The application of reactive and preventive maintenance strategies to avert transformer failures and safeguard their operations have shown significant limitations in terms of high operational downtimes, over- and under-maintenance issues, maintenance fatigue and revenue loss.
The recent advancements in machine learning and artificial intelligence have positively altered the machine and equipment maintenance landscape. In this regard, predictive maintenance (PdM), in contrast to the aforementioned maintenance approaches, has laid the foundation for efficient transformer maintenance by accurately identifying incipient failures, localizing the root cause of failures and predicting the remaining useful life (RUL) thereby providing a holistic solution to the existing challenges.
This work proposed a novel Dynamic Multi-Scale Attention Convolutional Neural Network-Long Short-Term Memory (DMSA CNN-LSTM) model architecture and utilized multi-modal data fusion to address shortcomings in anomaly detection, root cause localization and RUL prediction. The significance of this work lies in providing a scalable data driven architecture that dynamically selects the most vital features across different scales (short-term and long-term) to captured intricate details especially in situations where the feature importance varies with respect to time.

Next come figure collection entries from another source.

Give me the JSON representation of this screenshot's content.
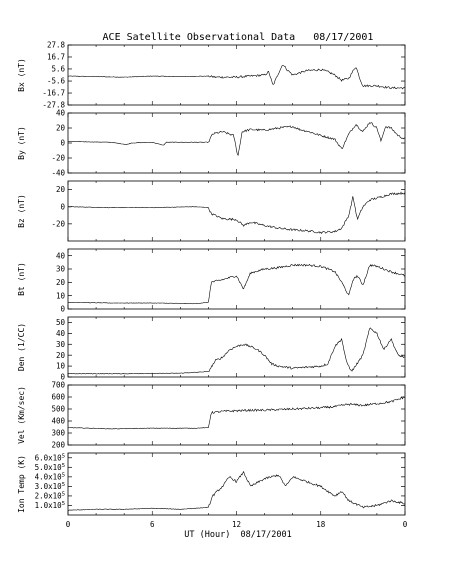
{
  "chart_data": {
    "type": "line",
    "title": "ACE Satellite Observational Data   08/17/2001",
    "xlabel": "UT (Hour)  08/17/2001",
    "x_ticks": [
      "0",
      "6",
      "12",
      "18",
      "0"
    ],
    "x_tick_values": [
      0,
      6,
      12,
      18,
      24
    ],
    "xlim": [
      0,
      24
    ],
    "panels": [
      {
        "name": "Bx",
        "ylabel": "Bx (nT)",
        "ylim": [
          -27.8,
          27.8
        ],
        "y_ticks": [
          {
            "v": 27.8,
            "label": "27.8"
          },
          {
            "v": 16.7,
            "label": "16.7"
          },
          {
            "v": 5.6,
            "label": "5.6"
          },
          {
            "v": -5.6,
            "label": "-5.6"
          },
          {
            "v": -16.7,
            "label": "-16.7"
          },
          {
            "v": -27.8,
            "label": "-27.8"
          }
        ],
        "series": [
          {
            "values": [
              [
                0,
                -1
              ],
              [
                2,
                -1.5
              ],
              [
                4,
                -2
              ],
              [
                6,
                -1
              ],
              [
                8,
                -1.5
              ],
              [
                10,
                -1
              ],
              [
                10.5,
                -2
              ],
              [
                12,
                -2
              ],
              [
                13,
                -1
              ],
              [
                14,
                0
              ],
              [
                14.3,
                3
              ],
              [
                14.6,
                -10
              ],
              [
                15,
                2
              ],
              [
                15.3,
                10
              ],
              [
                15.6,
                5
              ],
              [
                16,
                0
              ],
              [
                17,
                4
              ],
              [
                18,
                5
              ],
              [
                18.5,
                3
              ],
              [
                19,
                0
              ],
              [
                19.5,
                -5
              ],
              [
                20,
                -3
              ],
              [
                20.5,
                8
              ],
              [
                20.8,
                -4
              ],
              [
                21,
                -10
              ],
              [
                22,
                -10
              ],
              [
                23,
                -12
              ],
              [
                24,
                -12
              ]
            ]
          }
        ]
      },
      {
        "name": "By",
        "ylabel": "By (nT)",
        "ylim": [
          -40,
          40
        ],
        "y_ticks": [
          {
            "v": 40,
            "label": "40"
          },
          {
            "v": 20,
            "label": "20"
          },
          {
            "v": 0,
            "label": "0"
          },
          {
            "v": -20,
            "label": "-20"
          },
          {
            "v": -40,
            "label": "-40"
          }
        ],
        "series": [
          {
            "values": [
              [
                0,
                2
              ],
              [
                3,
                1
              ],
              [
                4.2,
                -2
              ],
              [
                4.5,
                0
              ],
              [
                6,
                1
              ],
              [
                6.8,
                -3
              ],
              [
                7,
                1
              ],
              [
                9,
                1
              ],
              [
                10,
                1
              ],
              [
                10.3,
                12
              ],
              [
                11,
                15
              ],
              [
                11.8,
                10
              ],
              [
                12.1,
                -18
              ],
              [
                12.4,
                15
              ],
              [
                13,
                18
              ],
              [
                14,
                17
              ],
              [
                15,
                20
              ],
              [
                16,
                22
              ],
              [
                16.5,
                18
              ],
              [
                17,
                16
              ],
              [
                18,
                10
              ],
              [
                19,
                5
              ],
              [
                19.5,
                -8
              ],
              [
                20,
                12
              ],
              [
                20.5,
                25
              ],
              [
                21,
                15
              ],
              [
                21.5,
                28
              ],
              [
                22,
                20
              ],
              [
                22.3,
                2
              ],
              [
                22.6,
                22
              ],
              [
                23,
                20
              ],
              [
                23.5,
                10
              ],
              [
                24,
                5
              ]
            ]
          }
        ]
      },
      {
        "name": "Bz",
        "ylabel": "Bz (nT)",
        "ylim": [
          -40,
          30
        ],
        "y_ticks": [
          {
            "v": 20,
            "label": "20"
          },
          {
            "v": 0,
            "label": "0"
          },
          {
            "v": -20,
            "label": "-20"
          }
        ],
        "series": [
          {
            "values": [
              [
                0,
                0
              ],
              [
                3,
                -1
              ],
              [
                6,
                -1
              ],
              [
                9,
                0
              ],
              [
                10,
                -1
              ],
              [
                10.2,
                -8
              ],
              [
                11,
                -14
              ],
              [
                12,
                -15
              ],
              [
                12.5,
                -22
              ],
              [
                13,
                -18
              ],
              [
                14,
                -22
              ],
              [
                15,
                -25
              ],
              [
                16,
                -27
              ],
              [
                17,
                -28
              ],
              [
                18,
                -30
              ],
              [
                19,
                -29
              ],
              [
                19.5,
                -25
              ],
              [
                20,
                -10
              ],
              [
                20.3,
                12
              ],
              [
                20.6,
                -15
              ],
              [
                21,
                0
              ],
              [
                21.5,
                8
              ],
              [
                22,
                10
              ],
              [
                23,
                15
              ],
              [
                24,
                16
              ]
            ]
          }
        ]
      },
      {
        "name": "Bt",
        "ylabel": "Bt (nT)",
        "ylim": [
          0,
          45
        ],
        "y_ticks": [
          {
            "v": 40,
            "label": "40"
          },
          {
            "v": 30,
            "label": "30"
          },
          {
            "v": 20,
            "label": "20"
          },
          {
            "v": 10,
            "label": "10"
          },
          {
            "v": 0,
            "label": "0"
          }
        ],
        "series": [
          {
            "values": [
              [
                0,
                5
              ],
              [
                3,
                4.5
              ],
              [
                6,
                4.5
              ],
              [
                9,
                4
              ],
              [
                10,
                5
              ],
              [
                10.2,
                20
              ],
              [
                11,
                22
              ],
              [
                12,
                25
              ],
              [
                12.5,
                15
              ],
              [
                13,
                27
              ],
              [
                14,
                30
              ],
              [
                15,
                31
              ],
              [
                16,
                33
              ],
              [
                17,
                33
              ],
              [
                18,
                32
              ],
              [
                18.5,
                30
              ],
              [
                19,
                28
              ],
              [
                19.5,
                20
              ],
              [
                20,
                10
              ],
              [
                20.3,
                22
              ],
              [
                20.6,
                25
              ],
              [
                21,
                18
              ],
              [
                21.5,
                33
              ],
              [
                22,
                32
              ],
              [
                23,
                28
              ],
              [
                24,
                25
              ]
            ]
          }
        ]
      },
      {
        "name": "Den",
        "ylabel": "Den (1/CC)",
        "ylim": [
          0,
          55
        ],
        "y_ticks": [
          {
            "v": 50,
            "label": "50"
          },
          {
            "v": 40,
            "label": "40"
          },
          {
            "v": 30,
            "label": "30"
          },
          {
            "v": 20,
            "label": "20"
          },
          {
            "v": 10,
            "label": "10"
          },
          {
            "v": 0,
            "label": "0"
          }
        ],
        "series": [
          {
            "values": [
              [
                0,
                3
              ],
              [
                4,
                3
              ],
              [
                8,
                3.5
              ],
              [
                10,
                5
              ],
              [
                10.5,
                15
              ],
              [
                11,
                18
              ],
              [
                11.5,
                25
              ],
              [
                12,
                28
              ],
              [
                12.5,
                30
              ],
              [
                13,
                28
              ],
              [
                13.5,
                25
              ],
              [
                14,
                20
              ],
              [
                14.5,
                12
              ],
              [
                15,
                10
              ],
              [
                16,
                8
              ],
              [
                17,
                9
              ],
              [
                18,
                10
              ],
              [
                18.5,
                12
              ],
              [
                19,
                28
              ],
              [
                19.5,
                35
              ],
              [
                19.8,
                15
              ],
              [
                20.2,
                5
              ],
              [
                21,
                20
              ],
              [
                21.5,
                45
              ],
              [
                22,
                40
              ],
              [
                22.5,
                25
              ],
              [
                23,
                35
              ],
              [
                23.5,
                20
              ],
              [
                24,
                18
              ]
            ]
          }
        ]
      },
      {
        "name": "Vel",
        "ylabel": "Vel (Km/sec)",
        "ylim": [
          200,
          700
        ],
        "y_ticks": [
          {
            "v": 700,
            "label": "700"
          },
          {
            "v": 600,
            "label": "600"
          },
          {
            "v": 500,
            "label": "500"
          },
          {
            "v": 400,
            "label": "400"
          },
          {
            "v": 300,
            "label": "300"
          },
          {
            "v": 200,
            "label": "200"
          }
        ],
        "series": [
          {
            "values": [
              [
                0,
                345
              ],
              [
                3,
                335
              ],
              [
                6,
                340
              ],
              [
                9,
                340
              ],
              [
                10,
                345
              ],
              [
                10.2,
                470
              ],
              [
                11,
                480
              ],
              [
                12,
                485
              ],
              [
                13,
                490
              ],
              [
                14,
                490
              ],
              [
                15,
                495
              ],
              [
                16,
                500
              ],
              [
                17,
                505
              ],
              [
                18,
                510
              ],
              [
                19,
                520
              ],
              [
                20,
                540
              ],
              [
                21,
                530
              ],
              [
                22,
                545
              ],
              [
                23,
                560
              ],
              [
                24,
                600
              ]
            ]
          }
        ]
      },
      {
        "name": "IonTemp",
        "ylabel": "Ion Temp (K)",
        "ylim": [
          0,
          650000
        ],
        "y_ticks": [
          {
            "v": 600000,
            "label": "6.0x10^5"
          },
          {
            "v": 500000,
            "label": "5.0x10^5"
          },
          {
            "v": 400000,
            "label": "4.0x10^5"
          },
          {
            "v": 300000,
            "label": "3.0x10^5"
          },
          {
            "v": 200000,
            "label": "2.0x10^5"
          },
          {
            "v": 100000,
            "label": "1.0x10^5"
          }
        ],
        "series": [
          {
            "values": [
              [
                0,
                50000
              ],
              [
                2,
                60000
              ],
              [
                4,
                60000
              ],
              [
                6,
                70000
              ],
              [
                8,
                60000
              ],
              [
                10,
                80000
              ],
              [
                10.3,
                200000
              ],
              [
                11,
                300000
              ],
              [
                11.5,
                400000
              ],
              [
                12,
                350000
              ],
              [
                12.5,
                450000
              ],
              [
                13,
                300000
              ],
              [
                14,
                380000
              ],
              [
                15,
                420000
              ],
              [
                15.5,
                300000
              ],
              [
                16,
                400000
              ],
              [
                17,
                350000
              ],
              [
                18,
                300000
              ],
              [
                19,
                200000
              ],
              [
                19.5,
                250000
              ],
              [
                20,
                150000
              ],
              [
                21,
                80000
              ],
              [
                22,
                100000
              ],
              [
                23,
                150000
              ],
              [
                24,
                120000
              ]
            ]
          }
        ]
      }
    ]
  }
}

This is suitable for real time deployment and aligns well with the big data landscape in providing predictive solutions for transformers at a higher performance and efficiency. Therefore, this approach leveraged on the combination of deep neural networks to provide a comprehensive diagnostic and prognostic approach to mitigate transformer faults and breakdowns thereby bolstering asset management, revenue and reliable power distribution to customers.